In the column Sex, M, F, and I represent male, female, and infant, respectively. Nevertheless, we will ignore this feature, and only consider physical (measurable) features in order to infer ages.

As described in the dataset documentation, the age of an Abalone is given as Rings + 1.5 (and that’s the label we want to estimate). Therefore, let’s add an Age label to our dataset:

In [11]:

abalone_df['Age'] = abalone_df['Rings'] + 1.5

2. Model fitting¶

Let’s use Scikit-learn to split the dataset in training set and testing set:

In [12]:

from sklearn.model_selection import train_test_split

In [13]:

X_train, X_test, y_train, y_test = train_test_split(abalone_df.loc[:, 'Length':'Shell weight'],
                                                    abalone_df['Age'], test_size=.3)

Now, let’s import the objective function L2Norm and the model LinearModel from macaw:

In [14]:

from macaw.objective_functions import L2Norm
from macaw.models import LinearModel

See https://mirca.github.io/macaw/api/objective_functions.html#macaw.objective_functions for documentation.
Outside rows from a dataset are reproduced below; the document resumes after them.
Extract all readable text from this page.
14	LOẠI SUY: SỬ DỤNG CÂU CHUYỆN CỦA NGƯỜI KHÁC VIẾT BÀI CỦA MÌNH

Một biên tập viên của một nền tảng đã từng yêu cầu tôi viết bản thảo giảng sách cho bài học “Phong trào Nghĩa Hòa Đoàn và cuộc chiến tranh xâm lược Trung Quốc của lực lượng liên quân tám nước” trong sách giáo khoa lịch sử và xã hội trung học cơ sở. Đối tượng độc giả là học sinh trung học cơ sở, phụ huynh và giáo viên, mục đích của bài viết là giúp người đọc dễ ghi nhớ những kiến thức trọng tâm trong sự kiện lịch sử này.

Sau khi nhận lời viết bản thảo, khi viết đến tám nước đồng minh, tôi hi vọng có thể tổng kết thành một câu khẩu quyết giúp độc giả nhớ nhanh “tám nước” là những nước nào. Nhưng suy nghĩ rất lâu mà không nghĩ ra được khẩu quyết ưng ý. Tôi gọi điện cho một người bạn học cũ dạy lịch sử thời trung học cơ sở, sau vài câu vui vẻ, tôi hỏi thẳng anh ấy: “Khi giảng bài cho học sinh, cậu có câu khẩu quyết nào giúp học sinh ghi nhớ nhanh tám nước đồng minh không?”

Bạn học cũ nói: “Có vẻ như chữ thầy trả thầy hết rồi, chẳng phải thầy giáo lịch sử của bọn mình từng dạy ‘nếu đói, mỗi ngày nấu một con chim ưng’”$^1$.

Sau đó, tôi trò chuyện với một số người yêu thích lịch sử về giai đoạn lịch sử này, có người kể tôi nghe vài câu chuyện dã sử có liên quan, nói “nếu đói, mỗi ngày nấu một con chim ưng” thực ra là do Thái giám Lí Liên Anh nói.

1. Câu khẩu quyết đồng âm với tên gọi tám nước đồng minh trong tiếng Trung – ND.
Let’s instantiate an object from LinearModel and from L2Norm passing the labels y_train to the objective function and the features X_train to the LinearModel:

In [15]:

l2norm = L2Norm(y=np.array(y_train, dtype=float), model=LinearModel(np.array(X_train, dtype=float)))
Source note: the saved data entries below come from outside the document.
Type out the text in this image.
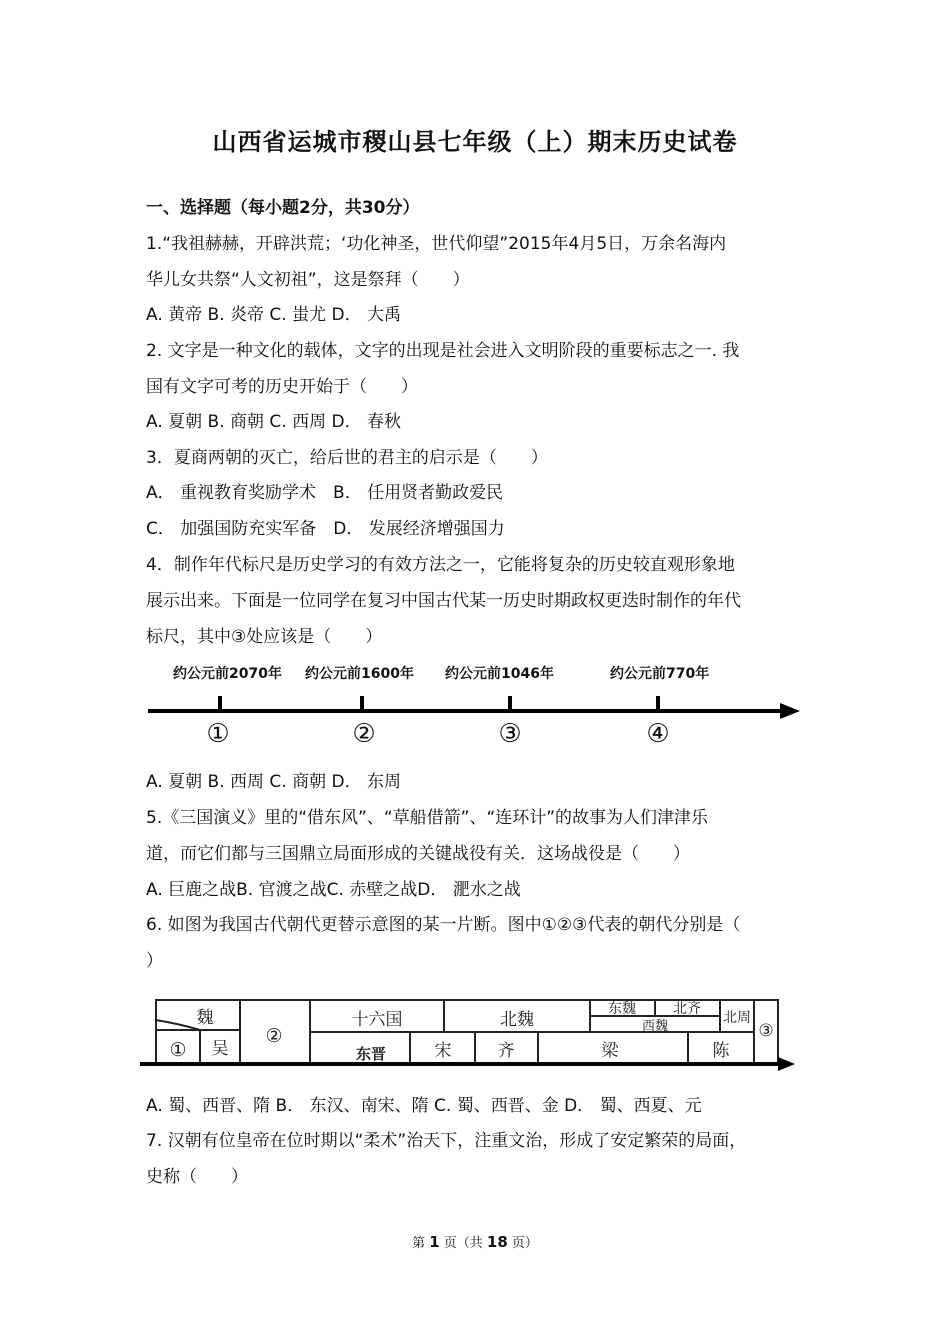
山西省运城市稷山县七年级（上）期末历史试卷
一、选择题（每小题2分，共30分）
1.“我祖赫赫，开辟洪荒；‘功化神圣，世代仰望”2015年4月5日，万余名海内
华儿女共祭“人文初祖”，这是祭拜（　　）
A. 黄帝 B. 炎帝 C. 蚩尤 D． 大禹
2. 文字是一种文化的载体，文字的出现是社会进入文明阶段的重要标志之一. 我
国有文字可考的历史开始于（　　）
A. 夏朝 B. 商朝 C. 西周 D． 春秋
3．夏商两朝的灭亡，给后世的君主的启示是（　　）
A． 重视教育奖励学术　B． 任用贤者勤政爱民
C． 加强国防充实军备　D． 发展经济增强国力
4．制作年代标尺是历史学习的有效方法之一，它能将复杂的历史较直观形象地
展示出来。下面是一位同学在复习中国古代某一历史时期政权更迭时制作的年代
标尺，其中③处应该是（　　）
约公元前2070年 约公元前1600年 约公元前1046年	约公元前770年
①	②	③	④
A. 夏朝 B. 西周 C. 商朝 D． 东周
5.《三国演义》里的“借东风”、“草船借箭”、“连环计”的故事为人们津津乐
道，而它们都与三国鼎立局面形成的关键战役有关．这场战役是（　　）
A. 巨鹿之战B. 官渡之战C. 赤壁之战D． 淝水之战
6. 如图为我国古代朝代更替示意图的某一片断。图中①②③代表的朝代分别是（
）
魏
① 吴
②
十六国	北魏
东魏	北齐
西魏
北周
③
东晋	宋	齐	梁	陈
A. 蜀、西晋、隋 B． 东汉、南宋、隋 C. 蜀、西晋、金 D． 蜀、西夏、元
7. 汉朝有位皇帝在位时期以“柔术”治天下，注重文治，形成了安定繁荣的局面，
史称（　　）
第 1 页（共 18 页）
Let’s use the method fit to get the maximum likelihood weights.

Note that we need to pass an initial estimate for the linear weights and bias of the ``LinearModel``:

In [16]:

res = l2norm.fit(x0=np.zeros(X_train.shape[1] + 1), ftol=0)

The maximum likelihood weights can accessed using the .x attribute:

In [17]:

res.x

Out[17]:

array([ -1.92692825,  13.91714826,  10.18261543,   9.75342147,
       -20.87769625,  -9.89679523,   8.34389868,   4.56176106])

Additionally, we can check the status of the fit and the number of iterations that it took to converge.

In [18]:

res.status

Out[18]:

'Success: parameters have not changed by 1e-06 since the previous iteration.'

In [19]:

print("Number of iterations needed: {}".format(res.niters))

Number of iterations needed: 127

Now, let’s compute the Mean Squared Error between the model and the labels on the test set:

In [20]:

model_test = LinearModel(X_test)

In [21]:

print('The mean squared error of the model on the test set is {}'
      .format(np.mean((model_test(*res.x) - y_test) ** 2)))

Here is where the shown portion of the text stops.